PGRN over-expression prevents apoptosis of NSC-34 cells induced by serum deprivation and exogenous PGRN increases cell survival. Stable vector only transfectants (pcDNA, open bars) and cells stably over-expressing hPGRNs (pcDNA-hPGRN; black bars) were cultured in serum-free RPMI medium in six well plates. (A) Number of cells per well were determined at three-day intervals for fifteen days. NSC-34 cells that over-expressed hPGRN demonstrated increased survival as compared to controls (N = 2 6 fields 10× magnification/each condition, Asterisks denote P < 0.005). (B) Cell proliferation assay based on 18 hr BrdU incorporation following 1, 3 and 5 days culture in serum-free medium in 96 well plates. Over-expression of hPGRN during serum deprivation did not significantly increase cell proliferation rates (10 replicates per measurement P > 0.1). (C) Apoptosis assay based on the TUNEL- labelling method following 6 days in serum-free medium.
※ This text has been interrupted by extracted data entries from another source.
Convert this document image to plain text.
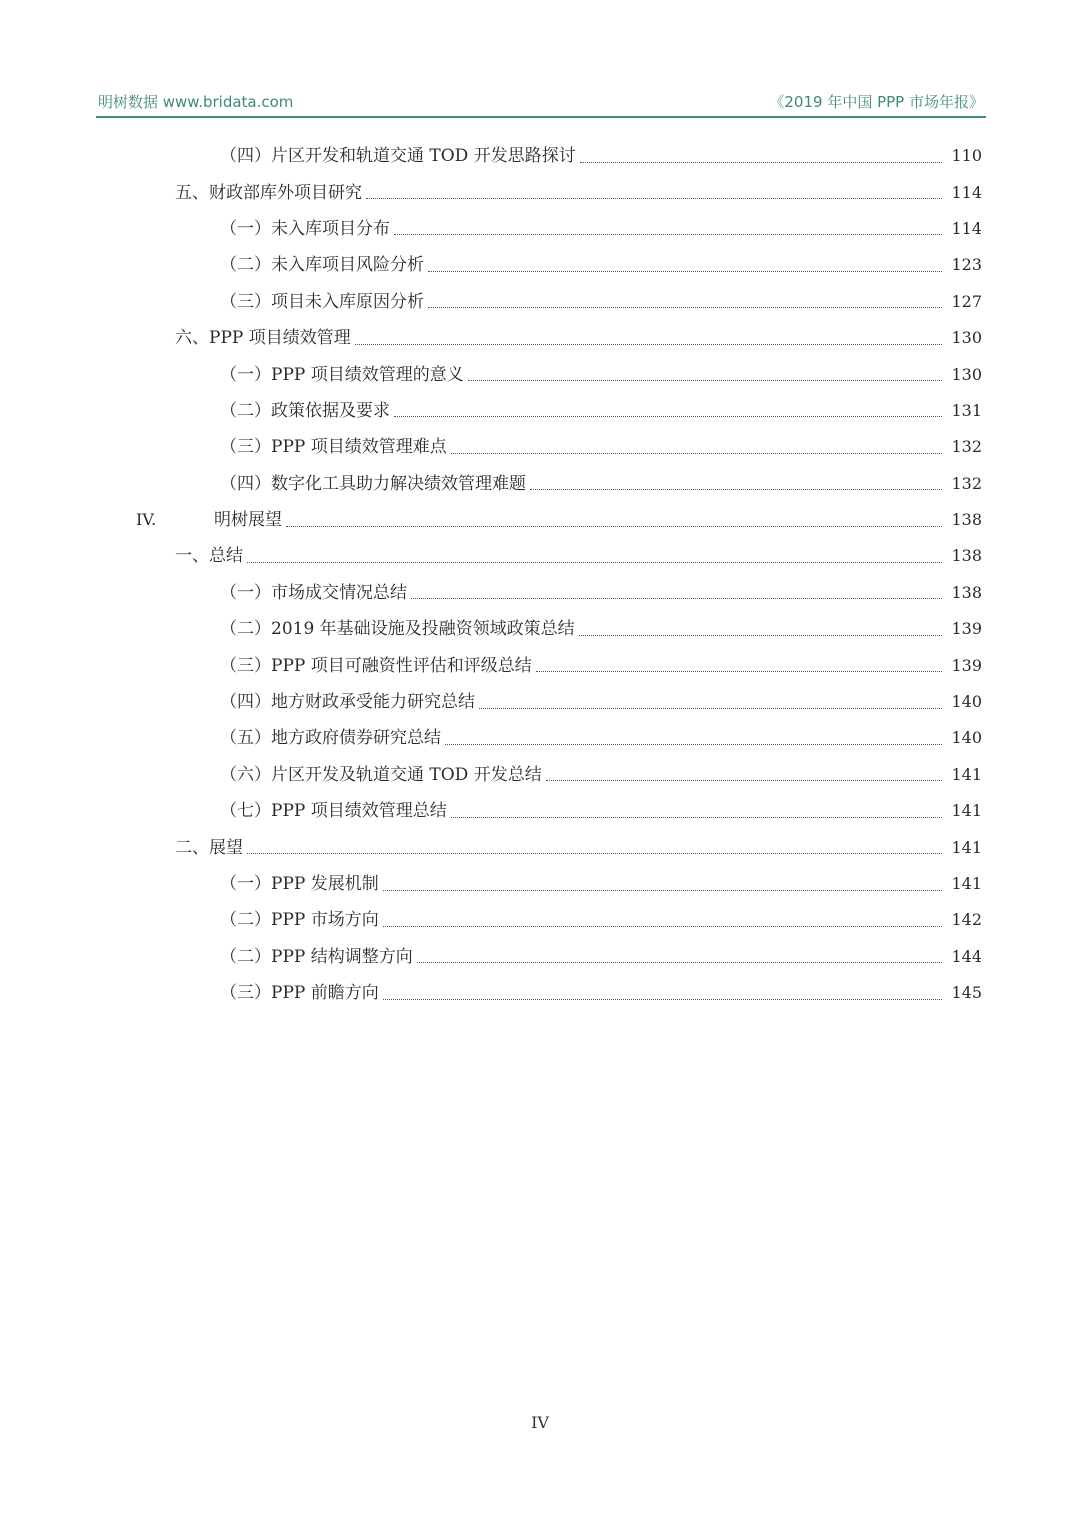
明树数据 www.bridata.com	《2019 年中国 PPP 市场年报》
（四）片区开发和轨道交通 TOD 开发思路探讨	110
五、财政部库外项目研究	114
（一）未入库项目分布	114
（二）未入库项目风险分析	123
（三）项目未入库原因分析	127
六、PPP 项目绩效管理	130
（一）PPP 项目绩效管理的意义	130
（二）政策依据及要求	131
（三）PPP 项目绩效管理难点	132
（四）数字化工具助力解决绩效管理难题	132
IV.	明树展望	138
一、总结	138
（一）市场成交情况总结	138
（二）2019 年基础设施及投融资领域政策总结	139
（三）PPP 项目可融资性评估和评级总结	139
（四）地方财政承受能力研究总结	140
（五）地方政府债券研究总结	140
（六）片区开发及轨道交通 TOD 开发总结	141
（七）PPP 项目绩效管理总结	141
二、展望	141
（一）PPP 发展机制	141
（二）PPP 市场方向	142
（二）PPP 结构调整方向	144
（三）PPP 前瞻方向	145
IV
Over-expression of hPGRN during serum deprivation protected against apoptosis (N = 2 6 fields 10× magnification per condition. Asterisks denote P < 0.0001). (D) Addition of exogenous PGRN also dramatically increased NSC-34 survival (P < 0.0001).

Figure 13

Short hairpin RNA silencing of PGRN in NSC 34. (A) RT-PCR of PGRN and actin in NSC34 cells stably -transfected with shRNA. (B) Relative expression ratio of quantitative RT-PCR showing the expression of PGRN mRNA in NSC34/pRS plasmid and NSC34/shPGRN. (C) Western blot analysis of PGRN and actin in NSC34 cells with stably-transfected with shRNA.

Figure 14

PGRN knockdown reduces cell proliferation and exogenous PGRN rescues cell proliferation. (A) AlamarBlue cell proliferation assay allowing the quantitative measurement of cell proliferation from day 0 to day7 in the presence of serum in 96 well plates. PGRN knockdown significantly reduced the cell proliferation rate from day 2-3 to day 7-8 (10 replicates per determination, p > 0.001). (B) Addition of exogenous PGRN rescued NSC-34 cell proliferation from day 2-3 to 4-5 (representative experiment, 10 replicated per determination, P < 0.05). (C) Apoptosis assay based on TUNEL labelling method following 3 days in the presence of serum. PGRN silencing had no significant effect on apoptosis (N = 2, 6 fields 10× magnification per determination).